Currently Noworkflow is on version number three, and Newell plans on updating the system soon based on popular posts. While Newell is still very much the artist, albeit of the system rather than the individual posts, he would like to eventually remove himself entirely from Noworkflow by using machine learning.  

The project was inspired by artist and writer Brad Troemel‘s essay “Athletic Aesthetics,” which describes an “aesthlete” as a creative who expertly responds to a saturated market with hyperactive productivity. Troemel precise definition is, “a cultural producer who trumps craft and contemplative brooding with immediacy and rapid production.” Newell, taking Troemel’s essay as a dare, took this idea further by automating production: In just over two months of existence, Noworkflow has produced over 5,000 images.

The question here is, can an algorithm better navigate our oversaturated social media landscape than us humans? While some of the posts are surprisingly enjoyable, we are still a ways from great art made by machine. Bots are writing sports reviews, making listicles, and even fact checking, but artists are a long ways away from being replaced.  

Newell isn’t alone in asking these questions. In 2013, Swedish new media artist Jonas Lund created The Fear of Missing Out, an exhibition of algorithmically created artworks based on art market trends. While Newell leans on his bot for massive production, Lund bets on algorithms and big data to reveal hidden paths to success. As conceptual pieces they are both genius, even while the finite artworks they produce are often rather boring.

Newell wrote me saying that Noworkflow and other projects like it represent “a very posthuman way to think about art and the artist… It could be possible that certain modes of artistic production be replaced with automated ones.” But the piece is a better commentary on the efforts artists go through to gain recognition. 

As Troemel writes, “In the cases of Tumblr and Facebook, the information piling up in a newsfeed flows past viewers almost automatically into a virtually bottomless well.” When you consider growing student loan debt, a growing reliance on unpaid interns, and the lack of monetary rewards for art-making, artists-aesthletes-are rightly scouring the net for new ways to rise to the top of that ever-growing pile.
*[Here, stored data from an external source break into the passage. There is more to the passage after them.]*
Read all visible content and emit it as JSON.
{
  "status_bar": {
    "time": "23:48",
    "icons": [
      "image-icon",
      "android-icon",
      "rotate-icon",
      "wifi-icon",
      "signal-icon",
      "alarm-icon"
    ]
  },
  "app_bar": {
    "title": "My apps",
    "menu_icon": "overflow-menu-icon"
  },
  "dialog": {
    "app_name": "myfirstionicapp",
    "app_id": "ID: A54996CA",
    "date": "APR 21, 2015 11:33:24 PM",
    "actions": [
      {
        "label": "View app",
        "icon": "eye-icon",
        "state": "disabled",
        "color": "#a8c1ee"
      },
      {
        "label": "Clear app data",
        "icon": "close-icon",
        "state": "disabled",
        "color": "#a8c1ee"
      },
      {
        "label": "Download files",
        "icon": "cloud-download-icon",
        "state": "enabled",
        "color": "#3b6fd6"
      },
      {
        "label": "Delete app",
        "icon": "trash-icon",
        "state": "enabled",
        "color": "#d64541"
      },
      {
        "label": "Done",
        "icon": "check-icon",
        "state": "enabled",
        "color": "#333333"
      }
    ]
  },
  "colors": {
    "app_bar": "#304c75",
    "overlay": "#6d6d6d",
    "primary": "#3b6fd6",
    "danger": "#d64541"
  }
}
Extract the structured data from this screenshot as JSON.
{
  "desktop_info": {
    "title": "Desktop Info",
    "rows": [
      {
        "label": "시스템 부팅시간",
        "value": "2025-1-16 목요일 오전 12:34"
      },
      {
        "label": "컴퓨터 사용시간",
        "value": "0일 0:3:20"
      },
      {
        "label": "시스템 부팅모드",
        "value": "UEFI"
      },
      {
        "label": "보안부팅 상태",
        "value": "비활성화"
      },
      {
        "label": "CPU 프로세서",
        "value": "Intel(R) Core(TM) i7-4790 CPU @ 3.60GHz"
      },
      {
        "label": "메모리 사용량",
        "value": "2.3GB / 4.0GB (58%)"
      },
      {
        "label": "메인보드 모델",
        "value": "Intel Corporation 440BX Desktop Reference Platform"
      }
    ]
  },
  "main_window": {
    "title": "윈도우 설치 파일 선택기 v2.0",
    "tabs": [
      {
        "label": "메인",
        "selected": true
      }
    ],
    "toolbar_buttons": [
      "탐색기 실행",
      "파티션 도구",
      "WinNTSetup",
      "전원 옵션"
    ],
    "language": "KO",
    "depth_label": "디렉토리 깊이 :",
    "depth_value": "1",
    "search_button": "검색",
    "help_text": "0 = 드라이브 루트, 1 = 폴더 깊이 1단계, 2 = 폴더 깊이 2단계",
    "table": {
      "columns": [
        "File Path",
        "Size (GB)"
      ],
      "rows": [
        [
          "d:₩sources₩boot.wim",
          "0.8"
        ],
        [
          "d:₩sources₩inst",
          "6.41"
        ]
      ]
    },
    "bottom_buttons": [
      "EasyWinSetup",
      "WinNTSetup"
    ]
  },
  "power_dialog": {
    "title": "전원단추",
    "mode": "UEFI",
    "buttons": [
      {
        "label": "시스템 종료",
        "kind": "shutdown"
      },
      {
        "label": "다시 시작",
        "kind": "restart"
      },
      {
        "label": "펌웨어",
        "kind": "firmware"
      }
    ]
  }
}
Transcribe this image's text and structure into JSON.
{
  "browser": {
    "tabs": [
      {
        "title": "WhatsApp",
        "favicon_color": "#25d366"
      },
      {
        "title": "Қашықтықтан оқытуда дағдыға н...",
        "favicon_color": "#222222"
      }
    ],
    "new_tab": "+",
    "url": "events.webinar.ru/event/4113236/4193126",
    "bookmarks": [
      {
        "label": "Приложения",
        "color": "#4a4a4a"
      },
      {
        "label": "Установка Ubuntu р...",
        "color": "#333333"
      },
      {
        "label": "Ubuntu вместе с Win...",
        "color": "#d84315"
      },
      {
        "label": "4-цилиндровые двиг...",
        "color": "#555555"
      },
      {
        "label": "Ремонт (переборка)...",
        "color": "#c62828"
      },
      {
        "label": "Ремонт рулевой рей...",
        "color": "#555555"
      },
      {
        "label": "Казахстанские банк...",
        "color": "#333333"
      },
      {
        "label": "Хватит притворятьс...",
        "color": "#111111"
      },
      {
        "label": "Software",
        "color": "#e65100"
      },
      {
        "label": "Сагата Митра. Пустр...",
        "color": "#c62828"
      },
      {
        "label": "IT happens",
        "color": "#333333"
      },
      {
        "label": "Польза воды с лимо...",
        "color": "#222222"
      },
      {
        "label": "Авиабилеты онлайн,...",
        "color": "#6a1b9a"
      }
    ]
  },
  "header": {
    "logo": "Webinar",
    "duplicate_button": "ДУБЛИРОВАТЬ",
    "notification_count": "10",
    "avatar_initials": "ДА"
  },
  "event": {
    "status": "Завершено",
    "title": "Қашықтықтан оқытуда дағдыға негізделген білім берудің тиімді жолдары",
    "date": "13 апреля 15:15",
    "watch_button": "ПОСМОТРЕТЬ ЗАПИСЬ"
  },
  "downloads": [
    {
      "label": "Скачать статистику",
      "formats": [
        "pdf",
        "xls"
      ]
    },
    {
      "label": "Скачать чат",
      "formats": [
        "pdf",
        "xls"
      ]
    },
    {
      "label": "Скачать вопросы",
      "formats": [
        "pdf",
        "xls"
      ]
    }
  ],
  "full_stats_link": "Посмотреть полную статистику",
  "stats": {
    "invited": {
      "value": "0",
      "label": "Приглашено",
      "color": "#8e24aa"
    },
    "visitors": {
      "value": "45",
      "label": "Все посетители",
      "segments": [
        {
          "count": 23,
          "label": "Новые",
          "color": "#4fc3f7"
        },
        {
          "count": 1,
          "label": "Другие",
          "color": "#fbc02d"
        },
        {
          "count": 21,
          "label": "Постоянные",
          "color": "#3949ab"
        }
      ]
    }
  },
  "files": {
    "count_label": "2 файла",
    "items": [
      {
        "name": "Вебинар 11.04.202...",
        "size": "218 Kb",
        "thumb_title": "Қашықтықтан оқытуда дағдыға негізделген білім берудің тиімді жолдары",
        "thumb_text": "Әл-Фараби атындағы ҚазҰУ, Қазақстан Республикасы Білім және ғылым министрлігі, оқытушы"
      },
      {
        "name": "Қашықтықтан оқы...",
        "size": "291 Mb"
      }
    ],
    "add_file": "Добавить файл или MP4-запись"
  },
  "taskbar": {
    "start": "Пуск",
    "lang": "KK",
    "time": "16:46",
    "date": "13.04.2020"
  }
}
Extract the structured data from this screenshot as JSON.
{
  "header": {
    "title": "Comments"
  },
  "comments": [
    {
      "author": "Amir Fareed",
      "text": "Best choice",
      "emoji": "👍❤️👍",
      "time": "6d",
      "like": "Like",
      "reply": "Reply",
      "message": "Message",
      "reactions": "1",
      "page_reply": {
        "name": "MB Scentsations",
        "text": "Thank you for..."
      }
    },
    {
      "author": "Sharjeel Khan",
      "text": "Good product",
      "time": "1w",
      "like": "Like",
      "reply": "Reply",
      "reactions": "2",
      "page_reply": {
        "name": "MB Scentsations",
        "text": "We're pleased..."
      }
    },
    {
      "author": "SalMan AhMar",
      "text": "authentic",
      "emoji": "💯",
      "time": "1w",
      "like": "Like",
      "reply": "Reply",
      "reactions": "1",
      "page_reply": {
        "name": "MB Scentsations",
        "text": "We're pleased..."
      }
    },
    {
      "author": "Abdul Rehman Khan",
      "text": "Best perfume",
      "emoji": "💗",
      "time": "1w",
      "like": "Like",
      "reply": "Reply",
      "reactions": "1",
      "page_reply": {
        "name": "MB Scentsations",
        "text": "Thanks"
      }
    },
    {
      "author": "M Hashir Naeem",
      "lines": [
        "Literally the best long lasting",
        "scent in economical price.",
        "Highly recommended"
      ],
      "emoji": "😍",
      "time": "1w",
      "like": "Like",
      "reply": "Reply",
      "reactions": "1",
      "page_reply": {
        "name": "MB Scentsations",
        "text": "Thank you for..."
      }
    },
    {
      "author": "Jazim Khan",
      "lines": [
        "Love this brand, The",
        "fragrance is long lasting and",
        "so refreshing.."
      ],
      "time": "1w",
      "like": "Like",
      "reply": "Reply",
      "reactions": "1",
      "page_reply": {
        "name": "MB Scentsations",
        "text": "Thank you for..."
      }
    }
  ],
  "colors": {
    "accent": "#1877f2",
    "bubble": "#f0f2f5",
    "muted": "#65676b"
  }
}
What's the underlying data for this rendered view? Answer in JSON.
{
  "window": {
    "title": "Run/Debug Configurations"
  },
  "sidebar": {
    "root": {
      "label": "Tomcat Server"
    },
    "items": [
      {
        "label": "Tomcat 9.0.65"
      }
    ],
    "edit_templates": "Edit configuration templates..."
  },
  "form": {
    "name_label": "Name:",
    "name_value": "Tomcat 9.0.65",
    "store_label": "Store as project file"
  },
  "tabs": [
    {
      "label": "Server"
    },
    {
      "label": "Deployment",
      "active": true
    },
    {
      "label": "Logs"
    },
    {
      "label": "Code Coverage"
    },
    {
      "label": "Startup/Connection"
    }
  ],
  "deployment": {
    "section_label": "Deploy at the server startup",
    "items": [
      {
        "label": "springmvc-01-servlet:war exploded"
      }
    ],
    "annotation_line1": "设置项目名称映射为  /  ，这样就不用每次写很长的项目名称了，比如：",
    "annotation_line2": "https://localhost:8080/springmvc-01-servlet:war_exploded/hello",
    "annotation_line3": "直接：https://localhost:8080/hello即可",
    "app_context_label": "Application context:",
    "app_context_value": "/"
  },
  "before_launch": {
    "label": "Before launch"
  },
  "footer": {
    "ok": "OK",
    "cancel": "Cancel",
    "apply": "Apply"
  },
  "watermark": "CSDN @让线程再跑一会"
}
While algorithmic production may give us a superhuman ability to create, the artist is still integral to a successful piece.

As algorithms continue to permeate our culture, certain questions will only growing more pressing. How do we stand out? What makes us humans unique and interesting in an oversaturated media landscape? Newell has built a playful but dark future for art-making, one devoid of passion, more akin to a gambling strategy than creativity. While new forms will arise from algorithmically produced content, defining what is lost will be harder.